WordPress.org

Make WordPress Core

Opened 12 months ago

Last modified 12 months ago

#44988 new defect (bug)

The sanitize_html_class() is deceptive / "buggy"

Reported by: ChiefAlchemist Owned by:
Milestone: Awaiting Review Priority: normal
Severity: normal Version: 4.9.6
Component: Formatting Keywords:
Focuses: Cc:

Description

Best I can tell, sanitize_html_class() will return a class name that begins with an invalid character (e.g., an integer). AFAIK a class can't begin with an integer ( as well as a handful of other special / odd characters).

Mind you, I understand sanitation is not validation :) That said, the function description says "If this results in an empty string, then the function will return the alternative value supplied."

If you interpret that as "if your class is invalid..." (as I did), then at the very least some level of validation is implied.

Long to short, if the function returns a useless class, there's (almost) no point in having a special sanitizer. Sure, it might sanitize - I can hear the sec team barking - but the result isn't any more useful than using a "normal" sanitize function.

Attachments (1)

44988-broken.patch (2.2 KB) - added by ayeshrajans 12 months ago.
This breaks tests: https://travis-ci.org/Ayesh/wordpress-develop/builds/434524930

Download all attachments as: .zip

Change History (4)

#1 @mukesh27
12 months ago

  • Component changed from General to Formatting

#2 @ayeshrajans
12 months ago

The W3 spec does say that class names cannot start with a digit, single or double hyphens.
https://www.w3.org/TR/CSS21/syndata.html#characters

We can either remove the invalid characters or replace them. I'm leaning towards replacing them with an underscore because we cal still salvage an invalid class name from it (12345 would become '_2345' instead of '').

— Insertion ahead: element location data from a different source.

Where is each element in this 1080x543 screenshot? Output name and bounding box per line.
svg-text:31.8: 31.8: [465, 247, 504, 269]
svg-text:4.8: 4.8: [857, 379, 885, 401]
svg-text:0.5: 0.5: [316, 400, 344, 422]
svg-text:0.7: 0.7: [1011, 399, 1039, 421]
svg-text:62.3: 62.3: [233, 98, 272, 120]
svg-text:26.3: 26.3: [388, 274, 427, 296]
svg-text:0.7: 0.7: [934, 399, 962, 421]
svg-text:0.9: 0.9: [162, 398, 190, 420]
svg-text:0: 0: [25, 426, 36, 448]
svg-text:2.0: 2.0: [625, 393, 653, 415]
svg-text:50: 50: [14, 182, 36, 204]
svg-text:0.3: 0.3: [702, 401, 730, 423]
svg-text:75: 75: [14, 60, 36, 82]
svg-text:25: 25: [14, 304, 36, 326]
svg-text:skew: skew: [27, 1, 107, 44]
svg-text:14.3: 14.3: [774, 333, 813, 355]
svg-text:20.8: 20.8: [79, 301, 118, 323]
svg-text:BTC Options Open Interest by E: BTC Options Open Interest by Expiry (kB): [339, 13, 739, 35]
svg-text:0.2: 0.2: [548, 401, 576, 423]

$sanitized = preg_replace( array(
                '/^[0-9]/',
                '/^(-[0-9])|^(--)/',
        ), array(
                '_',
                '__',
        ), $sanitized);

Backwards compatibility should not be issue because invalid classes are dropped by browsers anyway: https://jsfiddle.net/4om9bqhp/

I will attach a patch in next reply, but it raises some more issues...

#3 @ayeshrajans
12 months ago

The patch above (which fixes the class name according to W3 spec) breaks the tests including \Tests_Post_GetPostClass::test_with_utf8_category_slugs. This is because \get_post_class function uses this function to specifically get numeric values sanitized although the return values break W3 spec.

We could of course fix the failing tests, but this will clearly break BC. One way to fix this would be to introduce an additional boolean parameter to the function that only enforces stricter validations only when explicitly required so. Ugly solution for a minimal issue.

Note: See TracTickets for help on using tickets.